Our volume namer is the classic Amy Winehouse tune “You Know I’m No Good.”  Most of Winehouse’s work doesn’t fit here at all, but there’s just something about this one track that works perfectly on this mix.  Finally we have a track from Shivaree, who’s been called everything from alt-country to “jazzy” to “torchy.”  I currently have 5 of their songs in various mixes, and only two are slotted for the same mix (and one song is currently in two completely different mixes because I can’t decide where it goes).  I’m pretty sure I also discovered them through a “similar artists” type link, but exactly who they were similar to I can’t now imagine.  “Little Black Mess” is a loungy track that has some Moonside by Riverlight tendencies,10 but still retains enough of the smokey bar and slightly trippy combo that makes it a perfect fit here.

Next time, we’ll mix it till it’s smooth.






__________

1 Specifically, when I was introducing Salsatic Vibrato.

2 Specifically, Portishead, LemonJelly.KY, Lost Horizons, Everyone Loves You, and Pappelallee.

3 Yes, Dummy precedes Portishead.  Go figure.
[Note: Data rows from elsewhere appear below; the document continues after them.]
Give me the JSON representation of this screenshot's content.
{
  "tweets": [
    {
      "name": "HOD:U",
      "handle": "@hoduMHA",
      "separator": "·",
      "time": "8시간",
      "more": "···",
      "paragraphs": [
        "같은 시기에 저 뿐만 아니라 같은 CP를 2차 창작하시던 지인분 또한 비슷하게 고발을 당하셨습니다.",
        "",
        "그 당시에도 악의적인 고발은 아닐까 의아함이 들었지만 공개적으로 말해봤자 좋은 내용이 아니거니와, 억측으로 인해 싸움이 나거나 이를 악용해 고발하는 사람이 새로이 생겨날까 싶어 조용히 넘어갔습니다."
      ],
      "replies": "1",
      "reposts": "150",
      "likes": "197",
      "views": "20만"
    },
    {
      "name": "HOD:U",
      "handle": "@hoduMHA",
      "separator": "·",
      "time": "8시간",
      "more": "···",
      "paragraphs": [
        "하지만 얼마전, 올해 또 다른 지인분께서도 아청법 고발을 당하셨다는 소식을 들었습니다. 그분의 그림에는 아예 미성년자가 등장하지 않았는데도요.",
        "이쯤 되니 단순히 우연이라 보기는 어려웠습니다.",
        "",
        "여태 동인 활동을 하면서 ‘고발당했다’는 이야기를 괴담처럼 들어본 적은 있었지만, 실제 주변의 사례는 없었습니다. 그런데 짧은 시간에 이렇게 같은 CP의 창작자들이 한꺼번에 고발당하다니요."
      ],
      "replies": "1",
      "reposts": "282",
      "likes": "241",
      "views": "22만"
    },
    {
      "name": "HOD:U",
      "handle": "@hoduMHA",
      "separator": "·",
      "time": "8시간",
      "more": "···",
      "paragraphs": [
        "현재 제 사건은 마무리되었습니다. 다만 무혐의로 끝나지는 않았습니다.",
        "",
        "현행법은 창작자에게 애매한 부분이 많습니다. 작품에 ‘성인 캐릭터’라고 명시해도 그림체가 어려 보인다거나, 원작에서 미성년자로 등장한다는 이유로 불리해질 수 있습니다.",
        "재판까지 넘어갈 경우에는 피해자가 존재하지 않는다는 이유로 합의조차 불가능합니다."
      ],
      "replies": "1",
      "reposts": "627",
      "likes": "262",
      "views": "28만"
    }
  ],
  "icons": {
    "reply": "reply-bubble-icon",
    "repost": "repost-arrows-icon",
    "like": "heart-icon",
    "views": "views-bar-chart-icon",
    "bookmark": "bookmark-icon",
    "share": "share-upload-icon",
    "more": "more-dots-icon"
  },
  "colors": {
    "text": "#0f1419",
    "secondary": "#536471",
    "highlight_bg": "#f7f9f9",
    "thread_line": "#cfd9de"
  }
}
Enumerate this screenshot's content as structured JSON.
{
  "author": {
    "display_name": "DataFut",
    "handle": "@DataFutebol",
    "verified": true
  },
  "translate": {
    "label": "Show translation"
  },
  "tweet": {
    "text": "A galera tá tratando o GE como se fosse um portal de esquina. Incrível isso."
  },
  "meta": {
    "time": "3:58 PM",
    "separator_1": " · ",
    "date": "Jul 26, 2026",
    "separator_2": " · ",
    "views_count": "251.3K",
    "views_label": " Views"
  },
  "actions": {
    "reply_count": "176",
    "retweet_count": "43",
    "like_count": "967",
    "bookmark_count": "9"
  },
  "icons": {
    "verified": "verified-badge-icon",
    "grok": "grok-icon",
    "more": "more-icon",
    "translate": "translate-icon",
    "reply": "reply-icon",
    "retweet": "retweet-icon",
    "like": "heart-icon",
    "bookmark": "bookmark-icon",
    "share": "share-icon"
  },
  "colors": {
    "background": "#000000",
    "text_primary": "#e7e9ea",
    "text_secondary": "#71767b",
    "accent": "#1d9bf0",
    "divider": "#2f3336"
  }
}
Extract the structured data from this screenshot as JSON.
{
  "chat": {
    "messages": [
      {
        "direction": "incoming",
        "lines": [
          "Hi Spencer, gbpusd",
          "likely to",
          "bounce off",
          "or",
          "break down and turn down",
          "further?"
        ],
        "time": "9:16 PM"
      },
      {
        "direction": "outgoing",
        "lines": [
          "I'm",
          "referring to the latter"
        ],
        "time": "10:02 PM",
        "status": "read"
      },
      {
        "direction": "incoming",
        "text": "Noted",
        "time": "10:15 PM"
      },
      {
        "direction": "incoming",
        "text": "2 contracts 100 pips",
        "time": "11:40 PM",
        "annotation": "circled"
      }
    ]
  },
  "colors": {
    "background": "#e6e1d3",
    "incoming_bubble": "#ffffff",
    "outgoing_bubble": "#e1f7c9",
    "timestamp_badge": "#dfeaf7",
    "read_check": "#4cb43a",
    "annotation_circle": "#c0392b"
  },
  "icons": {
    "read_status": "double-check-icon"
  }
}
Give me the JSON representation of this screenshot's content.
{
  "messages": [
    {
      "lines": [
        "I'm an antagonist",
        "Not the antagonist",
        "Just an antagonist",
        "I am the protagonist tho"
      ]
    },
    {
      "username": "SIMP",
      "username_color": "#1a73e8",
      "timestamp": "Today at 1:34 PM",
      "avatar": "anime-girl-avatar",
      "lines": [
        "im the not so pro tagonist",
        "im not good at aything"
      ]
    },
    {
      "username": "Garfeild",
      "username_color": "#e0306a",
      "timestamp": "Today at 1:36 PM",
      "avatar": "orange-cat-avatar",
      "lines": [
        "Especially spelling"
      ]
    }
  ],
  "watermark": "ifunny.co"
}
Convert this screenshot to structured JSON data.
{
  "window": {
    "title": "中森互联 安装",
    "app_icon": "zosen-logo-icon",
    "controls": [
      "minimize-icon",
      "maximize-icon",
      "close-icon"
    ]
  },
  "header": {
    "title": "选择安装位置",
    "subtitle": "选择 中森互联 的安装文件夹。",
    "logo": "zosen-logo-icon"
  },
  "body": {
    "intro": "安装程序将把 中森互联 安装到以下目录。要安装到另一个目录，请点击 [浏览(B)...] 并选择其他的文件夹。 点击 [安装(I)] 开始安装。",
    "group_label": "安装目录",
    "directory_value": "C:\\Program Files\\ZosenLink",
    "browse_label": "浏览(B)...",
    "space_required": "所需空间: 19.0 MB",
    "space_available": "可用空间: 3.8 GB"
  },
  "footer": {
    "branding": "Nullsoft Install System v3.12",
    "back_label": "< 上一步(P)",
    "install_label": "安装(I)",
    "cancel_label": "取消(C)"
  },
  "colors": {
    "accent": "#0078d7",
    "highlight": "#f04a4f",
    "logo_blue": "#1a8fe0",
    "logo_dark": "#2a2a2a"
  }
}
4 The same one who introduced me to Lemon Jelly, Naomi, and Transglobal Underground.

5 That is, A New Stereophonic Sound Spectacular, Blue Wonder Power Milk, and The Magnificent Tree.

6 And, in my opinion, still their best.

7 For instance, we’ve seen them on Paradoxically Sized World, and we’ll see figure prominently on another mix we’ll come to in the fullness of time.

8 And is slightly reminiscent somehow of “Pity” by the Creatures, which we used on volume I.  Perhaps it’s just the vibraphone.  Although I think the instrument on “Pity” is actually a xylophone.  But you know what I mean.

9 I told the story of how I discovered Magnatune in Rose-Coloured Brainpan.

10 For what it’s worth, that’s the mix currently containing two different Shivaree tracks.